At the same time, consumer wearables have changed immeasurably. The smartwatch category has evolved from notifications and more on your wrist to a fitness and lifestyle accessory. Android Wear has lost much of its luster, hamstrung by manufacturers clinging to old chipsets and Google's own apathetic approach to software and feature updates. The Apple Watch has cemented its place as the heavyweight in the segment.

Smart glasses have seen less acceleration, though consumer models do exist. With Apple and others believed to be working on true AR eyewear, startups like North have taken it into their own hands to do what many of us wanted Google to deliver with the original Glass. Smarter notifications, timely location-based information, and a form-factor that looked less like a Star Trek prop and more like something you could wear day to day.

All of the hardware upgrades we wanted... in 2015

Glass Enterprise Edition 2 checks off plenty of the boxes for what many hoped Glass would evolve into. Some of the changes are obvious ones. A processor, Qualcomm's Snapdragon XR1, which wasn't already out of date before it first launched; a bigger battery and a form-factor more suited to prescription eyewear; maybe most important, a higher resolution camera and an indicator LED for when that camera is actually active.

The key way you interact with Glass, though, hasn't changed. Google is still using an optical display module, and still with the same 640 x 360 resolution. It's suspended just above your right eye: you glance up and slightly across in order to look through it.

Glass Enterprise Edition 2's eyepiece is transparent still: you can see the world through it. However it's still not capable of "real" augmented reality.

AR is about adding digital information to the real world. That might be overlaying game graphics atop physical objects like a table, or inserting navigation instructions into your view of the road ahead. It could be a HoloLens-like shared workspace, with a virtual car engine or a set of holographic lungs that a group of people could all collectively interact with.

Glass still doesn't do any of that. It's not about blending real and digital into one perspective, and it never has been.

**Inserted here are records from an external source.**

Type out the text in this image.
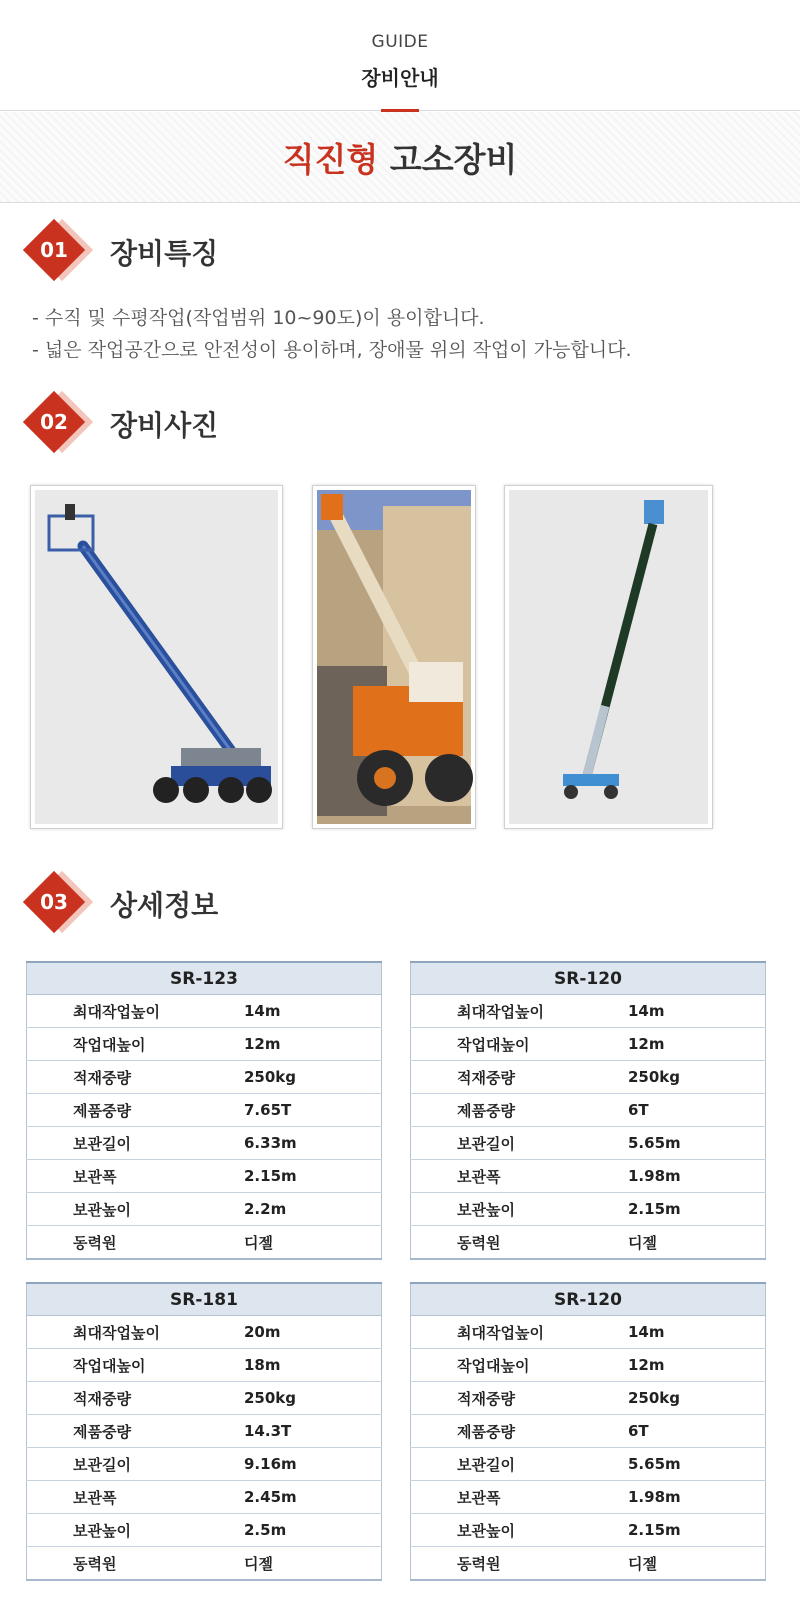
GUIDE
장비안내
직진형 고소장비
01	장비특징
- 수직 및 수평작업(작업범위 10~90도)이 용이합니다.
- 넓은 작업공간으로 안전성이 용이하며, 장애물 위의 작업이 가능합니다.
02	장비사진
03	상세정보
SR-123	
최대작업높이	14m
작업대높이	12m
적재중량	250kg
제품중량	7.65T
보관길이	6.33m
보관폭	2.15m
보관높이	2.2m
동력원	디젤
SR-120	
최대작업높이	14m
작업대높이	12m
적재중량	250kg
제품중량	6T
보관길이	5.65m
보관폭	1.98m
보관높이	2.15m
동력원	디젤
SR-181	
최대작업높이	20m
작업대높이	18m
적재중량	250kg
제품중량	14.3T
보관길이	9.16m
보관폭	2.45m
보관높이	2.5m
동력원	디젤
SR-120	
최대작업높이	14m
작업대높이	12m
적재중량	250kg
제품중량	6T
보관길이	5.65m
보관폭	1.98m
보관높이	2.15m
동력원	디젤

The AR label attached to it is a misnomer; all that has ever been intended is a hands-free way of accessing the power of your connected smartphone and cloud-based data.

Google's real AR plans are still a mystery

At the same time as Glass went from a skydiving novelty, to a public joke, to an enterprise accessory, Google has also pushed its work on augmented reality. Project Tango, handiwork of the Advanced Technology and Projects (ATAP) group with the company, seemed for a while like its combination of 3D mapping, computer vision, indoor navigation, and more would be the cornerstone of Google's AR product. Only, in late 2017, for those ambitions to fizzle out.

Into Tango's place stepped ARCore. Cheaper to implement and easier to develop for, it picked up where Tango left off. Since then, although ARCore did get some attention at Google I/O 2019 earlier this month, it still feels much like an afterthought. AR elements in Google Maps are probably the most obvious implementation of the technology, but it's a far cry still from any sort of true augmented reality strategy for consumers.

Glass is still a sideshow

Google isn't selling Glass 2 to consumers. While it may have a $999 price tag attached, the company is only interested in enterprise buyers at the moment. Its applications, too, are focused on work, rather than the consumer slant that got us so excited about the original wearable.

Augmented reality it is not. Neither is it an indicator of any sort as to where Google sees AR progressing. Glass is, and always has been, a phone on your face, and Google's vision of consumer wearable tech, mixed reality, and mass-market applications for the form-factor beyond the smartphone remains cloudy.